Em um e-mail enviado aos seus apoiadores, Hillary afirmou que ''estenderá suas congratulações ao senador Obama e seu apoio à sua indicação''. O gesto consolida a candidatura de Obama, que se torna o único nome na disputa, e atende às pressões do partido pelo fim da prolongada corrida.
''Eu disse, durante a campanha, que apoiaria o senador Obama caso ele fosse o nomeado, e eu pretendo cumprir esta promessa'', escreveu Hillary. O apoio declarado ao rival é um movimento essencial no caminho da união partidária.
Após meses de ataques mútuos, a aparente união de Hillary e Obama é crucial para trazer os partidários da ex-primeira-dama às urnas nas eleições de 4 de novembro.
Pesquisas realizadas nos últimos cinco meses de primárias democratas mostraram que eleitores de Hillary preferiam não votar ou até mesmo votar no provável candidato republicano, John McCain, caso a senadora não fosse a nomeada. Esses números iniciaram um forte movimento interno no Partido Democrata pelo fim da disputa pela nomeação e a união partidária, movimento que culminou no evento de ontem.
''Como eu sempre disse, as diferenças entre mim e o senador Obama são pequenas se comparadas com as que temos em relação ao senador McCain e aos republicanos. (...) As apostas são muito altas e a tarefa diante de nós é muito importante para agirmos de outra maneira'', escreveu Hillary, indicando o início oficial da nova fase da campanha presidencial de 2008.
A decisão de Hillary de sair da corrida não encerra seu papel na disputa pela sucessão do governo de George W. Bush. Como uma das mais influentes figuras democratas, a ex-primeira-dama cumpre sua obrigação em dar apoio a Obama.
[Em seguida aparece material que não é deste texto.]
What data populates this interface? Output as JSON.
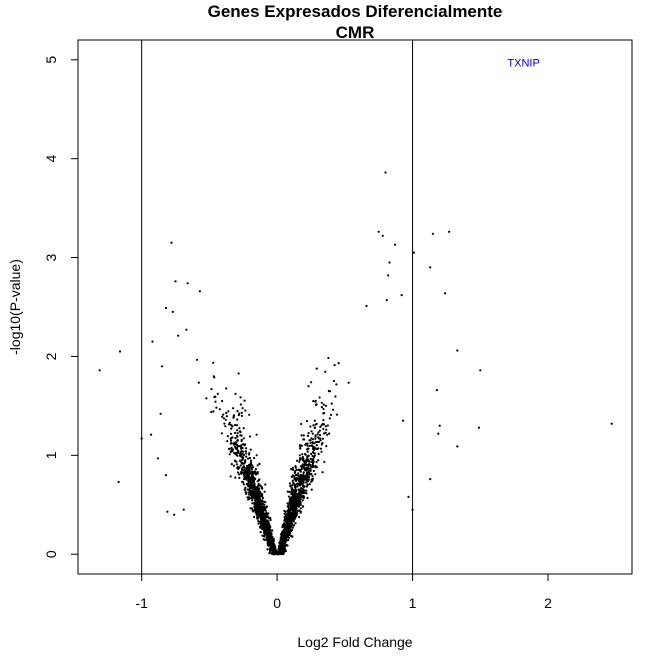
{
  "chart_data": {
    "type": "scatter",
    "title": "Genes Expresados Diferencialmente",
    "subtitle": "CMR",
    "xlabel": "Log2 Fold Change",
    "ylabel": "-log10(P-value)",
    "xlim": [
      -1.47,
      2.62
    ],
    "ylim": [
      -0.2,
      5.2
    ],
    "x_ticks": [
      -1,
      0,
      1,
      2
    ],
    "x_tick_labels": [
      "-1",
      "0",
      "1",
      "2"
    ],
    "y_ticks": [
      0,
      1,
      2,
      3,
      4,
      5
    ],
    "y_tick_labels": [
      "0",
      "1",
      "2",
      "3",
      "4",
      "5"
    ],
    "vlines": [
      -1,
      1
    ],
    "grid": false,
    "point_color": "#000000",
    "annotation": {
      "text": "TXNIP",
      "x": 1.82,
      "y": 4.97,
      "color": "#0000cc"
    },
    "highlight_points": [
      {
        "x": -1.31,
        "y": 1.86
      },
      {
        "x": -1.16,
        "y": 2.05
      },
      {
        "x": -1.17,
        "y": 0.73
      },
      {
        "x": -1.0,
        "y": 1.17
      },
      {
        "x": -0.93,
        "y": 1.21
      },
      {
        "x": -0.88,
        "y": 0.97
      },
      {
        "x": -0.78,
        "y": 3.15
      },
      {
        "x": -0.75,
        "y": 2.76
      },
      {
        "x": -0.66,
        "y": 2.74
      },
      {
        "x": -0.57,
        "y": 2.66
      },
      {
        "x": -0.82,
        "y": 2.49
      },
      {
        "x": -0.77,
        "y": 2.45
      },
      {
        "x": -0.67,
        "y": 2.27
      },
      {
        "x": -0.73,
        "y": 2.21
      },
      {
        "x": -0.92,
        "y": 2.15
      },
      {
        "x": -0.85,
        "y": 1.9
      },
      {
        "x": -0.86,
        "y": 1.42
      },
      {
        "x": -0.82,
        "y": 0.8
      },
      {
        "x": -0.81,
        "y": 0.43
      },
      {
        "x": -0.76,
        "y": 0.4
      },
      {
        "x": -0.69,
        "y": 0.45
      },
      {
        "x": 0.75,
        "y": 3.26
      },
      {
        "x": 0.8,
        "y": 3.86
      },
      {
        "x": 0.78,
        "y": 3.22
      },
      {
        "x": 0.87,
        "y": 3.13
      },
      {
        "x": 0.83,
        "y": 2.95
      },
      {
        "x": 0.82,
        "y": 2.82
      },
      {
        "x": 0.92,
        "y": 2.62
      },
      {
        "x": 0.81,
        "y": 2.57
      },
      {
        "x": 0.66,
        "y": 2.51
      },
      {
        "x": 0.93,
        "y": 1.35
      },
      {
        "x": 0.97,
        "y": 0.58
      },
      {
        "x": 1.01,
        "y": 3.05
      },
      {
        "x": 1.15,
        "y": 3.24
      },
      {
        "x": 1.27,
        "y": 3.26
      },
      {
        "x": 1.13,
        "y": 2.9
      },
      {
        "x": 1.24,
        "y": 2.64
      },
      {
        "x": 1.33,
        "y": 2.06
      },
      {
        "x": 1.5,
        "y": 1.86
      },
      {
        "x": 1.18,
        "y": 1.66
      },
      {
        "x": 1.2,
        "y": 1.3
      },
      {
        "x": 1.19,
        "y": 1.22
      },
      {
        "x": 1.33,
        "y": 1.09
      },
      {
        "x": 1.49,
        "y": 1.28
      },
      {
        "x": 1.13,
        "y": 0.76
      },
      {
        "x": 1.0,
        "y": 0.45
      },
      {
        "x": 2.47,
        "y": 1.32
      }
    ]
  }
}
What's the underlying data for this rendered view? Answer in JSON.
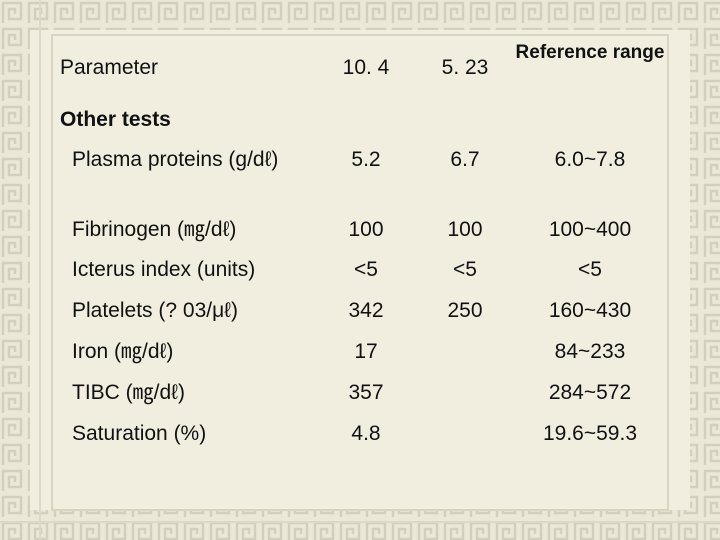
{
  "table": {
    "header": [
      "Parameter",
      "10. 4",
      "5. 23",
      "Reference range"
    ],
    "section": "Other tests",
    "rows": [
      [
        "Plasma proteins (g/dℓ)",
        "5.2",
        "6.7",
        "6.0~7.8"
      ],
      [
        "Fibrinogen (㎎/dℓ)",
        "100",
        "100",
        "100~400"
      ],
      [
        "Icterus index (units)",
        "<5",
        "<5",
        "<5"
      ],
      [
        "Platelets (? 03/μℓ)",
        "342",
        "250",
        "160~430"
      ],
      [
        "Iron (㎎/dℓ)",
        "17",
        null,
        "84~233"
      ],
      [
        "TIBC (㎎/dℓ)",
        "357",
        null,
        "284~572"
      ],
      [
        "Saturation (%)",
        "4.8",
        null,
        "19.6~59.3"
      ]
    ]
  }
}
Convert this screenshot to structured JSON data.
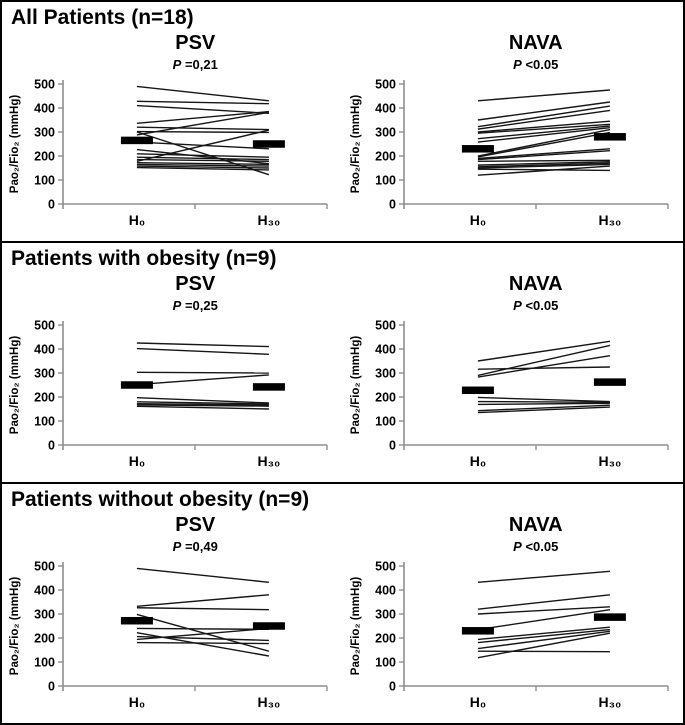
{
  "figure": {
    "sections": [
      {
        "heading": "All Patients (n=18)"
      },
      {
        "heading": "Patients with obesity (n=9)"
      },
      {
        "heading": "Patients without obesity (n=9)"
      }
    ]
  },
  "axis": {
    "ylabel": "Pao₂/Fio₂ (mmHg)",
    "yticks": [
      0,
      100,
      200,
      300,
      400,
      500
    ],
    "ylim": [
      0,
      500
    ],
    "x_categories": [
      "H₀",
      "H₃₀"
    ]
  },
  "colors": {
    "background": "#ffffff",
    "border": "#000000",
    "text": "#000000",
    "data_line": "#161616",
    "axis_line": "#8e8e8e",
    "mean_bar": "#000000"
  },
  "chart_data": [
    {
      "type": "line",
      "section": "All Patients (n=18)",
      "title": "PSV",
      "p_symbol": "P",
      "p_text": " =0,21",
      "x": [
        "H₀",
        "H₃₀"
      ],
      "ylabel": "Pao₂/Fio₂ (mmHg)",
      "ylim": [
        0,
        500
      ],
      "legend": "none",
      "grid": false,
      "series": [
        {
          "name": "p1",
          "values": [
            490,
            430
          ]
        },
        {
          "name": "p2",
          "values": [
            428,
            418
          ]
        },
        {
          "name": "p3",
          "values": [
            410,
            378
          ]
        },
        {
          "name": "p4",
          "values": [
            336,
            385
          ]
        },
        {
          "name": "p5",
          "values": [
            320,
            310
          ]
        },
        {
          "name": "p6",
          "values": [
            302,
            298
          ]
        },
        {
          "name": "p7",
          "values": [
            300,
            122
          ]
        },
        {
          "name": "p8",
          "values": [
            288,
            382
          ]
        },
        {
          "name": "p9",
          "values": [
            258,
            230
          ]
        },
        {
          "name": "p10",
          "values": [
            227,
            168
          ]
        },
        {
          "name": "p11",
          "values": [
            209,
            195
          ]
        },
        {
          "name": "p12",
          "values": [
            195,
            185
          ]
        },
        {
          "name": "p13",
          "values": [
            185,
            178
          ]
        },
        {
          "name": "p14",
          "values": [
            178,
            308
          ]
        },
        {
          "name": "p15",
          "values": [
            172,
            165
          ]
        },
        {
          "name": "p16",
          "values": [
            165,
            158
          ]
        },
        {
          "name": "p17",
          "values": [
            158,
            150
          ]
        },
        {
          "name": "p18",
          "values": [
            152,
            142
          ]
        }
      ],
      "means": {
        "H0": 265,
        "H30": 250
      }
    },
    {
      "type": "line",
      "section": "All Patients (n=18)",
      "title": "NAVA",
      "p_symbol": "P",
      "p_text": " <0.05",
      "x": [
        "H₀",
        "H₃₀"
      ],
      "ylabel": "Pao₂/Fio₂ (mmHg)",
      "ylim": [
        0,
        500
      ],
      "legend": "none",
      "grid": false,
      "series": [
        {
          "name": "p1",
          "values": [
            430,
            475
          ]
        },
        {
          "name": "p2",
          "values": [
            350,
            425
          ]
        },
        {
          "name": "p3",
          "values": [
            322,
            408
          ]
        },
        {
          "name": "p4",
          "values": [
            312,
            390
          ]
        },
        {
          "name": "p5",
          "values": [
            300,
            345
          ]
        },
        {
          "name": "p6",
          "values": [
            295,
            332
          ]
        },
        {
          "name": "p7",
          "values": [
            272,
            325
          ]
        },
        {
          "name": "p8",
          "values": [
            258,
            318
          ]
        },
        {
          "name": "p9",
          "values": [
            200,
            310
          ]
        },
        {
          "name": "p10",
          "values": [
            196,
            298
          ]
        },
        {
          "name": "p11",
          "values": [
            190,
            230
          ]
        },
        {
          "name": "p12",
          "values": [
            185,
            222
          ]
        },
        {
          "name": "p13",
          "values": [
            178,
            182
          ]
        },
        {
          "name": "p14",
          "values": [
            162,
            176
          ]
        },
        {
          "name": "p15",
          "values": [
            155,
            170
          ]
        },
        {
          "name": "p16",
          "values": [
            150,
            165
          ]
        },
        {
          "name": "p17",
          "values": [
            145,
            140
          ]
        },
        {
          "name": "p18",
          "values": [
            120,
            158
          ]
        }
      ],
      "means": {
        "H0": 230,
        "H30": 280
      }
    },
    {
      "type": "line",
      "section": "Patients with obesity (n=9)",
      "title": "PSV",
      "p_symbol": "P",
      "p_text": " =0,25",
      "x": [
        "H₀",
        "H₃₀"
      ],
      "ylabel": "Pao₂/Fio₂ (mmHg)",
      "ylim": [
        0,
        500
      ],
      "legend": "none",
      "grid": false,
      "series": [
        {
          "name": "p1",
          "values": [
            425,
            410
          ]
        },
        {
          "name": "p2",
          "values": [
            402,
            378
          ]
        },
        {
          "name": "p3",
          "values": [
            303,
            300
          ]
        },
        {
          "name": "p4",
          "values": [
            252,
            292
          ]
        },
        {
          "name": "p5",
          "values": [
            197,
            175
          ]
        },
        {
          "name": "p6",
          "values": [
            180,
            171
          ]
        },
        {
          "name": "p7",
          "values": [
            172,
            167
          ]
        },
        {
          "name": "p8",
          "values": [
            167,
            162
          ]
        },
        {
          "name": "p9",
          "values": [
            161,
            150
          ]
        }
      ],
      "means": {
        "H0": 250,
        "H30": 242
      }
    },
    {
      "type": "line",
      "section": "Patients with obesity (n=9)",
      "title": "NAVA",
      "p_symbol": "P",
      "p_text": " <0.05",
      "x": [
        "H₀",
        "H₃₀"
      ],
      "ylabel": "Pao₂/Fio₂ (mmHg)",
      "ylim": [
        0,
        500
      ],
      "legend": "none",
      "grid": false,
      "series": [
        {
          "name": "p1",
          "values": [
            350,
            432
          ]
        },
        {
          "name": "p2",
          "values": [
            316,
            325
          ]
        },
        {
          "name": "p3",
          "values": [
            290,
            415
          ]
        },
        {
          "name": "p4",
          "values": [
            283,
            372
          ]
        },
        {
          "name": "p5",
          "values": [
            198,
            181
          ]
        },
        {
          "name": "p6",
          "values": [
            181,
            178
          ]
        },
        {
          "name": "p7",
          "values": [
            169,
            174
          ]
        },
        {
          "name": "p8",
          "values": [
            143,
            166
          ]
        },
        {
          "name": "p9",
          "values": [
            135,
            158
          ]
        }
      ],
      "means": {
        "H0": 228,
        "H30": 262
      }
    },
    {
      "type": "line",
      "section": "Patients without obesity (n=9)",
      "title": "PSV",
      "p_symbol": "P",
      "p_text": " =0,49",
      "x": [
        "H₀",
        "H₃₀"
      ],
      "ylabel": "Pao₂/Fio₂ (mmHg)",
      "ylim": [
        0,
        500
      ],
      "legend": "none",
      "grid": false,
      "series": [
        {
          "name": "p1",
          "values": [
            490,
            432
          ]
        },
        {
          "name": "p2",
          "values": [
            332,
            380
          ]
        },
        {
          "name": "p3",
          "values": [
            326,
            318
          ]
        },
        {
          "name": "p4",
          "values": [
            298,
            145
          ]
        },
        {
          "name": "p5",
          "values": [
            240,
            236
          ]
        },
        {
          "name": "p6",
          "values": [
            222,
            125
          ]
        },
        {
          "name": "p7",
          "values": [
            194,
            240
          ]
        },
        {
          "name": "p8",
          "values": [
            206,
            190
          ]
        },
        {
          "name": "p9",
          "values": [
            181,
            177
          ]
        }
      ],
      "means": {
        "H0": 272,
        "H30": 250
      }
    },
    {
      "type": "line",
      "section": "Patients without obesity (n=9)",
      "title": "NAVA",
      "p_symbol": "P",
      "p_text": " <0.05",
      "x": [
        "H₀",
        "H₃₀"
      ],
      "ylabel": "Pao₂/Fio₂ (mmHg)",
      "ylim": [
        0,
        500
      ],
      "legend": "none",
      "grid": false,
      "series": [
        {
          "name": "p1",
          "values": [
            432,
            478
          ]
        },
        {
          "name": "p2",
          "values": [
            320,
            380
          ]
        },
        {
          "name": "p3",
          "values": [
            300,
            330
          ]
        },
        {
          "name": "p4",
          "values": [
            235,
            318
          ]
        },
        {
          "name": "p5",
          "values": [
            194,
            245
          ]
        },
        {
          "name": "p6",
          "values": [
            181,
            235
          ]
        },
        {
          "name": "p7",
          "values": [
            156,
            228
          ]
        },
        {
          "name": "p8",
          "values": [
            145,
            143
          ]
        },
        {
          "name": "p9",
          "values": [
            118,
            220
          ]
        }
      ],
      "means": {
        "H0": 230,
        "H30": 287
      }
    }
  ]
}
O anúncio do fim de sua pré-candidatura também levanta especulações sobre o futuro político de Hillary. Os mais fortes rumores apontam para uma possível ''chapa dos sonhos'', com a ex-primeira-dama como vice-presidente.
A chapa conjunta seria uma solução para os efeitos já reconhecidos da divisão do partido durante as primárias. Com os dois concorrendo juntos, haveria apelo para todos os diferentes eleitorados que os democratas atraem - sejam os jovens e negros que apóiam Obama, sejam as mulheres e operários, que apóiam Hillary.